野田はチームこそ違うが、同じ部活のメンバーだ。噂で色々と耳にはしているんだろうけど……この気安い感じが今はありがたかった。

「大丈夫……じゃないかなぁ……」

「うわー。不安そうだぁ~」

「……なんとかなる、と思う……」

ゴシップ大好き野田は「話なら聞いてやるから、いつでも相談しろよっ!」と鼻息を荒くしながら、俺の肩を叩いていた。

本当、頼もしい奴。……相談したら最後、部活中どころかクラスの中にまで話が広まるような気はするけれど。

ふたりで部室のドアを開ければ、緊迫した雰囲気が一気に襲ってくる。

(3年生にとっては最後の夏の大会、だもんな……)

俺は頬をパシッと叩いて気合いを入れ、先輩方に挨拶してからいつもの席に着いた。

◇◆◇◆◇◆◇

試合の後。部室には珍しい人の声が響いていた。

「……いい加減にしろよ、お前らっ!!!」

ちなみに『お前ら』というのは――当然ながら、俺と小神野先輩のことで。

「この前の練習で、『ちゃんと話し合え』って言ったよな!!?」

「玲っ! ちょっと落ち着きなよ~」

怒っているのは律先輩の兄、椎名玲先輩だ。

普段は、やんちゃな律先輩の話を「はいはい」と聞いているお兄ちゃん的なキャラで、口数もそこまで多くない。そんな温厚な人がここまで怒っているということは――まぁ、120パーセント俺たちが悪いということだ。心当たりしかない俺は、しょんぼりと頭を下げる。

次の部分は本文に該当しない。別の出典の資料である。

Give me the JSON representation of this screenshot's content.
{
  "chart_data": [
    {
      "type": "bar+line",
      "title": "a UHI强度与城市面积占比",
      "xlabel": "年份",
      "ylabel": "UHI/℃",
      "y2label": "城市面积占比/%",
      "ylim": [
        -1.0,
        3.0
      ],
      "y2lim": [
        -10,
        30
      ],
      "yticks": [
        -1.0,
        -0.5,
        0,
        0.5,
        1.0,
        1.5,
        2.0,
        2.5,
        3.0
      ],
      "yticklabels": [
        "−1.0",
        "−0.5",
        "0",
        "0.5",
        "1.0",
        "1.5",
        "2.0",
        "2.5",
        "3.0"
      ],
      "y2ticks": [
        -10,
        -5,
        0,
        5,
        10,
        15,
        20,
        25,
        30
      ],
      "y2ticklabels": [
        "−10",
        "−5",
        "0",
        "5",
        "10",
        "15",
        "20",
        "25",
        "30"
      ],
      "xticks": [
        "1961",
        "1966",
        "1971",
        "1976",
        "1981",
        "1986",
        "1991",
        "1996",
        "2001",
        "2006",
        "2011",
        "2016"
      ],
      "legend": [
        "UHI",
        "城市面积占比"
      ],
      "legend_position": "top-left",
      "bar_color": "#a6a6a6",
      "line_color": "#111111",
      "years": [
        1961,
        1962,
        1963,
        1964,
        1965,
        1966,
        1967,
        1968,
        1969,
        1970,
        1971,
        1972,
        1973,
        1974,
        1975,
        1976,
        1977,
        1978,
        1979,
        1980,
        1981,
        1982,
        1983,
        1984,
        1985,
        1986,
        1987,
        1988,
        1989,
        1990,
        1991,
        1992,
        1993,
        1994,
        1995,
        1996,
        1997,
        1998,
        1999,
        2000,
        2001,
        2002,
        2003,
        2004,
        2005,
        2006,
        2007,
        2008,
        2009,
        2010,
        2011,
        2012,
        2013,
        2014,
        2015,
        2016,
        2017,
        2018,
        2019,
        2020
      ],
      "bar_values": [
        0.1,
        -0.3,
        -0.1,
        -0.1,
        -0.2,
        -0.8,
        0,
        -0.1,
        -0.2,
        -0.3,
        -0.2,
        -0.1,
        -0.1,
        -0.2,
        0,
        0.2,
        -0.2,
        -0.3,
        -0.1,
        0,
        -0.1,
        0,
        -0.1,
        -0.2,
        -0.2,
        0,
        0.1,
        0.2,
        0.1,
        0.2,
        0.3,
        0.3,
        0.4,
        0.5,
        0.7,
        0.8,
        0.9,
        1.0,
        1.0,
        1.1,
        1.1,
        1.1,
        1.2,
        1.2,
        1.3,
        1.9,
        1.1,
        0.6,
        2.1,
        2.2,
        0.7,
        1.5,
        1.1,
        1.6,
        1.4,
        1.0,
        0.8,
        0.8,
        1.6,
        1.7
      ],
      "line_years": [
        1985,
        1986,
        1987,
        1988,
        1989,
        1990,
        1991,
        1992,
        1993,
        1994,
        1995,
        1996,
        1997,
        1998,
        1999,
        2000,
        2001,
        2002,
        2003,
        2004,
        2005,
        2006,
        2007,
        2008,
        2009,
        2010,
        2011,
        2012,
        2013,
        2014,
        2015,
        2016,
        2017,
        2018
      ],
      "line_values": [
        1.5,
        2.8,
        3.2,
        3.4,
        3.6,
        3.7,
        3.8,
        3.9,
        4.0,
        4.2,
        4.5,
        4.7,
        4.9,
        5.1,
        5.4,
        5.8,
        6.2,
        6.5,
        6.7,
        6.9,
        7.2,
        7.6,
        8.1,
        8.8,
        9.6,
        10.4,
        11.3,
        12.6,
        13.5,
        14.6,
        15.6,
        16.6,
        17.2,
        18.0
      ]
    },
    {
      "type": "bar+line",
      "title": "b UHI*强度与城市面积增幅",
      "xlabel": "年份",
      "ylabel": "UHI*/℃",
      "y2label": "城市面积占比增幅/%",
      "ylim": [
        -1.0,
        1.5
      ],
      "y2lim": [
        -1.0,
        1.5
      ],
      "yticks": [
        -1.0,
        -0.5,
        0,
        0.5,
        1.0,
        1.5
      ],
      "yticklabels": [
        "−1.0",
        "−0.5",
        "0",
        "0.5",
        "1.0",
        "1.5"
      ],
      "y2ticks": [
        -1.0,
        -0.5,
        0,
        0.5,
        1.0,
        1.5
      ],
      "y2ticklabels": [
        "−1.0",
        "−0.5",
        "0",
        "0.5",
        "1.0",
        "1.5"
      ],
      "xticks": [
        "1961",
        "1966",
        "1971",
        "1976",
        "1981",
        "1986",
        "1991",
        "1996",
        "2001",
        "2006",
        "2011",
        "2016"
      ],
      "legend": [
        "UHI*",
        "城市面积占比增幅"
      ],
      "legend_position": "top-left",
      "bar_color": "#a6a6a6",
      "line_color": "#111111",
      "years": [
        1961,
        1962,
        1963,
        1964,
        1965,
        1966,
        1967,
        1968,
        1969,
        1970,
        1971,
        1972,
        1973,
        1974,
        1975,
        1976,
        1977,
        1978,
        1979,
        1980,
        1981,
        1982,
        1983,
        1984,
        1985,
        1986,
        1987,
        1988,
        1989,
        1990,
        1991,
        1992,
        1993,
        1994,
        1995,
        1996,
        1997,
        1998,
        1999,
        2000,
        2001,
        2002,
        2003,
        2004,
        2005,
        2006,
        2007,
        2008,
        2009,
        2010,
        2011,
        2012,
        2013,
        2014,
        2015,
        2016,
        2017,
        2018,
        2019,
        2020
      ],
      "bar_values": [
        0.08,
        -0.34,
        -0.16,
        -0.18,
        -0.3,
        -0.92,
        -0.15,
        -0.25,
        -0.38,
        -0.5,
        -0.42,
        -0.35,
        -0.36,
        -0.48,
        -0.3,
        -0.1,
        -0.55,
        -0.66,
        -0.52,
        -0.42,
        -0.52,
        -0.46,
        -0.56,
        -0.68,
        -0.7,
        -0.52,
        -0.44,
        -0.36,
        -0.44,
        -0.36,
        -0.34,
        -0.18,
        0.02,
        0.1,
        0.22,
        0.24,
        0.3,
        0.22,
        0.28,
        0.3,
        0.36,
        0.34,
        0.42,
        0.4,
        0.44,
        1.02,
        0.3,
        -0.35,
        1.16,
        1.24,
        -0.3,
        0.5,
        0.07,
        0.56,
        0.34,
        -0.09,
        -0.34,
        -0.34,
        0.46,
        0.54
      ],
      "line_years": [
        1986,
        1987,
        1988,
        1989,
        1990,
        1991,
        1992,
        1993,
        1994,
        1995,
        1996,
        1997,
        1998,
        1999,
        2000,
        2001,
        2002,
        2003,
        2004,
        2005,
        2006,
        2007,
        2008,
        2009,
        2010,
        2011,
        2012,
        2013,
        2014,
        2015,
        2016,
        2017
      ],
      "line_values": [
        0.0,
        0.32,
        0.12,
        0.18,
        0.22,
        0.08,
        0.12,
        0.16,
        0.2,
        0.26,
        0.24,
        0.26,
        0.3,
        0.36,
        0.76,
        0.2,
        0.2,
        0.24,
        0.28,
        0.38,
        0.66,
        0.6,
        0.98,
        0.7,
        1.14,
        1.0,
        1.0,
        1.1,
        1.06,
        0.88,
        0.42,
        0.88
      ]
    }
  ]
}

大切な試合の1戦目は、はっきり言ってかなりひどい内容だった。俺と小神野先輩が、そろってフレンドリーファイアをやらかしたのだ。しかも、仲良く1回ずつ、お互いを瀕死の状態にするまで撃った。

ゲームでは防衛チームの3人に入っている玲先輩だが、使うのはいつも回復を担当するメディックか、ドローンで味方を支援するサイレンというキャラだ。先輩は拠点を守りながら、俺たちの回復とサポートに死ぬほど動き回ることになったし、何なら機能しない攻撃チームの代わりに拠点の制圧までやってくれた。

玲先輩がいなければ、この試合はとっくに終わっていて、俺たちは2回戦で敗退していたはずだった。

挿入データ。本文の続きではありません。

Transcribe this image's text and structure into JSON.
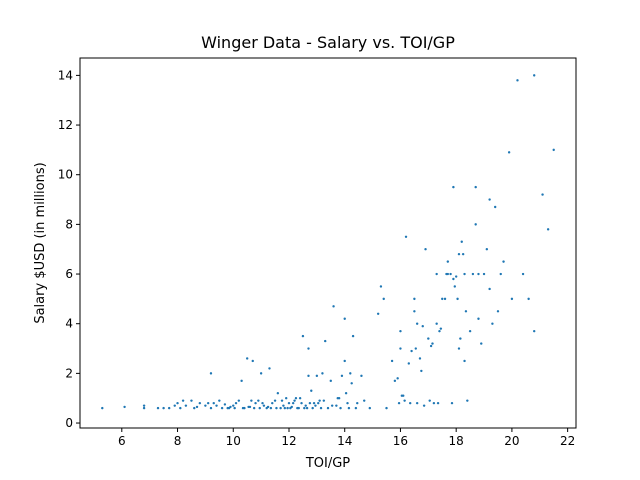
{
  "chart_data": {
    "type": "scatter",
    "title": "Winger Data - Salary vs. TOI/GP",
    "xlabel": "TOI/GP",
    "ylabel": "Salary $USD (in millions)",
    "xlim": [
      4.5,
      22.3
    ],
    "ylim": [
      -0.2,
      14.7
    ],
    "xticks": [
      6,
      8,
      10,
      12,
      14,
      16,
      18,
      20,
      22
    ],
    "yticks": [
      0,
      2,
      4,
      6,
      8,
      10,
      12,
      14
    ],
    "grid": false,
    "legend": "none",
    "marker_color": "#1f77b4",
    "points": [
      [
        5.3,
        0.6
      ],
      [
        6.1,
        0.65
      ],
      [
        6.8,
        0.6
      ],
      [
        6.8,
        0.7
      ],
      [
        7.3,
        0.6
      ],
      [
        7.5,
        0.6
      ],
      [
        7.7,
        0.6
      ],
      [
        7.9,
        0.7
      ],
      [
        8.0,
        0.8
      ],
      [
        8.2,
        0.9
      ],
      [
        8.3,
        0.7
      ],
      [
        8.5,
        0.9
      ],
      [
        8.6,
        0.6
      ],
      [
        8.8,
        0.8
      ],
      [
        9.0,
        0.7
      ],
      [
        9.2,
        2.0
      ],
      [
        9.2,
        0.6
      ],
      [
        9.3,
        0.8
      ],
      [
        9.4,
        0.7
      ],
      [
        9.5,
        0.9
      ],
      [
        9.6,
        0.6
      ],
      [
        9.7,
        0.75
      ],
      [
        9.8,
        0.6
      ],
      [
        9.9,
        0.65
      ],
      [
        10.0,
        0.7
      ],
      [
        10.1,
        0.8
      ],
      [
        10.2,
        0.9
      ],
      [
        10.3,
        1.7
      ],
      [
        10.4,
        0.6
      ],
      [
        10.5,
        2.6
      ],
      [
        10.6,
        0.65
      ],
      [
        10.7,
        2.5
      ],
      [
        10.8,
        0.8
      ],
      [
        10.9,
        0.9
      ],
      [
        11.0,
        2.0
      ],
      [
        11.1,
        0.7
      ],
      [
        11.2,
        0.6
      ],
      [
        11.3,
        2.2
      ],
      [
        11.4,
        0.8
      ],
      [
        11.5,
        0.9
      ],
      [
        11.6,
        1.2
      ],
      [
        11.7,
        0.6
      ],
      [
        11.8,
        0.7
      ],
      [
        11.9,
        1.0
      ],
      [
        12.0,
        0.8
      ],
      [
        12.1,
        0.65
      ],
      [
        12.2,
        0.9
      ],
      [
        12.3,
        0.6
      ],
      [
        12.4,
        1.0
      ],
      [
        12.5,
        3.5
      ],
      [
        12.6,
        0.7
      ],
      [
        12.7,
        1.9
      ],
      [
        12.7,
        3.0
      ],
      [
        12.8,
        1.3
      ],
      [
        12.9,
        0.8
      ],
      [
        13.0,
        1.9
      ],
      [
        13.1,
        0.9
      ],
      [
        13.2,
        2.0
      ],
      [
        13.3,
        3.3
      ],
      [
        13.4,
        0.6
      ],
      [
        13.5,
        1.7
      ],
      [
        13.6,
        4.7
      ],
      [
        13.7,
        0.7
      ],
      [
        13.8,
        1.0
      ],
      [
        13.9,
        1.9
      ],
      [
        14.0,
        2.5
      ],
      [
        14.0,
        4.2
      ],
      [
        14.1,
        0.8
      ],
      [
        14.2,
        2.0
      ],
      [
        14.3,
        3.5
      ],
      [
        14.4,
        0.6
      ],
      [
        14.6,
        1.9
      ],
      [
        14.7,
        0.9
      ],
      [
        14.9,
        0.6
      ],
      [
        15.2,
        4.4
      ],
      [
        15.3,
        5.5
      ],
      [
        15.4,
        5.0
      ],
      [
        15.5,
        0.6
      ],
      [
        15.7,
        2.5
      ],
      [
        15.8,
        1.7
      ],
      [
        15.9,
        1.8
      ],
      [
        16.0,
        3.0
      ],
      [
        16.0,
        3.7
      ],
      [
        16.1,
        1.1
      ],
      [
        16.2,
        7.5
      ],
      [
        16.3,
        2.4
      ],
      [
        16.4,
        2.9
      ],
      [
        16.5,
        5.0
      ],
      [
        16.5,
        4.5
      ],
      [
        16.6,
        4.0
      ],
      [
        16.7,
        2.6
      ],
      [
        16.8,
        3.9
      ],
      [
        16.9,
        7.0
      ],
      [
        17.0,
        3.4
      ],
      [
        17.1,
        3.1
      ],
      [
        17.2,
        0.8
      ],
      [
        17.3,
        6.0
      ],
      [
        17.3,
        4.0
      ],
      [
        17.4,
        3.7
      ],
      [
        17.5,
        5.0
      ],
      [
        17.6,
        5.0
      ],
      [
        17.7,
        6.0
      ],
      [
        17.7,
        6.5
      ],
      [
        17.8,
        6.0
      ],
      [
        17.9,
        9.5
      ],
      [
        17.9,
        5.8
      ],
      [
        18.0,
        5.9
      ],
      [
        18.1,
        3.0
      ],
      [
        18.1,
        6.8
      ],
      [
        18.2,
        7.3
      ],
      [
        18.3,
        2.5
      ],
      [
        18.3,
        6.0
      ],
      [
        18.4,
        0.9
      ],
      [
        18.5,
        3.7
      ],
      [
        18.6,
        6.0
      ],
      [
        18.7,
        9.5
      ],
      [
        18.7,
        8.0
      ],
      [
        18.8,
        6.0
      ],
      [
        18.8,
        4.2
      ],
      [
        18.9,
        3.2
      ],
      [
        19.0,
        6.0
      ],
      [
        19.1,
        7.0
      ],
      [
        19.2,
        9.0
      ],
      [
        19.2,
        5.4
      ],
      [
        19.3,
        4.0
      ],
      [
        19.4,
        8.7
      ],
      [
        19.5,
        4.5
      ],
      [
        19.6,
        6.0
      ],
      [
        19.7,
        6.5
      ],
      [
        19.9,
        10.9
      ],
      [
        20.0,
        5.0
      ],
      [
        20.2,
        13.8
      ],
      [
        20.4,
        6.0
      ],
      [
        20.6,
        5.0
      ],
      [
        20.8,
        14.0
      ],
      [
        20.8,
        3.7
      ],
      [
        21.1,
        9.2
      ],
      [
        21.3,
        7.8
      ],
      [
        21.5,
        11.0
      ],
      [
        8.1,
        0.6
      ],
      [
        8.7,
        0.65
      ],
      [
        9.1,
        0.8
      ],
      [
        9.85,
        0.6
      ],
      [
        10.05,
        0.6
      ],
      [
        10.35,
        0.6
      ],
      [
        10.55,
        0.65
      ],
      [
        10.65,
        0.9
      ],
      [
        10.75,
        0.6
      ],
      [
        10.95,
        0.6
      ],
      [
        11.05,
        0.8
      ],
      [
        11.25,
        0.65
      ],
      [
        11.35,
        0.6
      ],
      [
        11.55,
        0.6
      ],
      [
        11.75,
        0.9
      ],
      [
        11.85,
        0.6
      ],
      [
        11.95,
        0.6
      ],
      [
        12.05,
        0.6
      ],
      [
        12.15,
        0.8
      ],
      [
        12.25,
        1.0
      ],
      [
        12.35,
        0.6
      ],
      [
        12.45,
        0.8
      ],
      [
        12.55,
        0.6
      ],
      [
        12.65,
        0.6
      ],
      [
        12.75,
        0.8
      ],
      [
        12.85,
        0.6
      ],
      [
        12.95,
        0.7
      ],
      [
        13.05,
        0.8
      ],
      [
        13.15,
        0.6
      ],
      [
        13.25,
        0.9
      ],
      [
        13.55,
        0.7
      ],
      [
        13.75,
        1.0
      ],
      [
        13.85,
        0.6
      ],
      [
        14.05,
        1.2
      ],
      [
        14.15,
        0.6
      ],
      [
        14.25,
        1.6
      ],
      [
        14.45,
        0.8
      ],
      [
        15.95,
        0.8
      ],
      [
        16.05,
        1.1
      ],
      [
        16.15,
        0.9
      ],
      [
        16.35,
        0.8
      ],
      [
        16.6,
        0.8
      ],
      [
        16.85,
        0.7
      ],
      [
        17.05,
        0.9
      ],
      [
        17.35,
        0.8
      ],
      [
        17.85,
        0.8
      ],
      [
        16.55,
        3.0
      ],
      [
        16.75,
        2.1
      ],
      [
        17.15,
        3.2
      ],
      [
        17.45,
        3.8
      ],
      [
        18.25,
        6.8
      ],
      [
        18.35,
        4.5
      ],
      [
        17.65,
        6.0
      ],
      [
        17.95,
        5.5
      ],
      [
        18.05,
        5.0
      ],
      [
        18.15,
        3.4
      ]
    ]
  }
}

「味方が味方を撃ってどうすんだよっ!! 俺だってサポートには限界があるんだ。それに、俺が防衛チームから抜けた後の萩原と律はどうだったよ!!? ちょっとは他の仲間のことも考えろっ!!!」

玲先輩のキャラクターがあんなに走り回っていた試合は初めてだったし、そのせいで萩原先輩と律先輩は窮地に追いやられていた。

ちなみに、本拠地も取られかけた。反省しかない。

小神野先輩は久々に見るふくれっ面で「……悪かったよ」と言っていて、玲先輩は大げさにため息を吐いた。

「小神野。この選手権大会の決勝って、どこでやるんだっけ?」

「……新しくできた、渋谷のホール」

「観客の収容数は?」

「…………2000人。当日はテレビも来るし、決勝戦の様子は全国に生配信される……」

「わかってんなら、いいよ。新葉の副部長っていうのもあるけどさ、プロの世界でやっていきたいなら、今日みたいなプレーしてるとすぐクビになるぞ」

小さな声で「……ごめん」と呟く先輩の肩を、玲先輩が軽く叩いた。

「今後、こういうタイプのフォローは絶対にしないからな。それから、神谷! お前は今日の放課後、小神野の部屋寄って反省会な」

「えっ……!? で、でもっ」

「返事っ!!!」

感情を全開にする先輩に抗うすべはなく……俺は「はいっ!」とまるで兵士のように姿勢を正した。

それに満足したのか、玲先輩は「よしっ」と言って、口の端で笑う。

「ちょっと前までの小神野と神谷のプレーは、悪くなかったと思うよ」

「だけど……」と前置きして、先輩は続けた。

「お前らの連携って、何かこう……根本的に色々と足りない気がするんだよな」

顔を上げても、小神野先輩はこっちを見ていなかったけれど……きっと、俺と同じように心当たりがあるんだろう、とそう思った。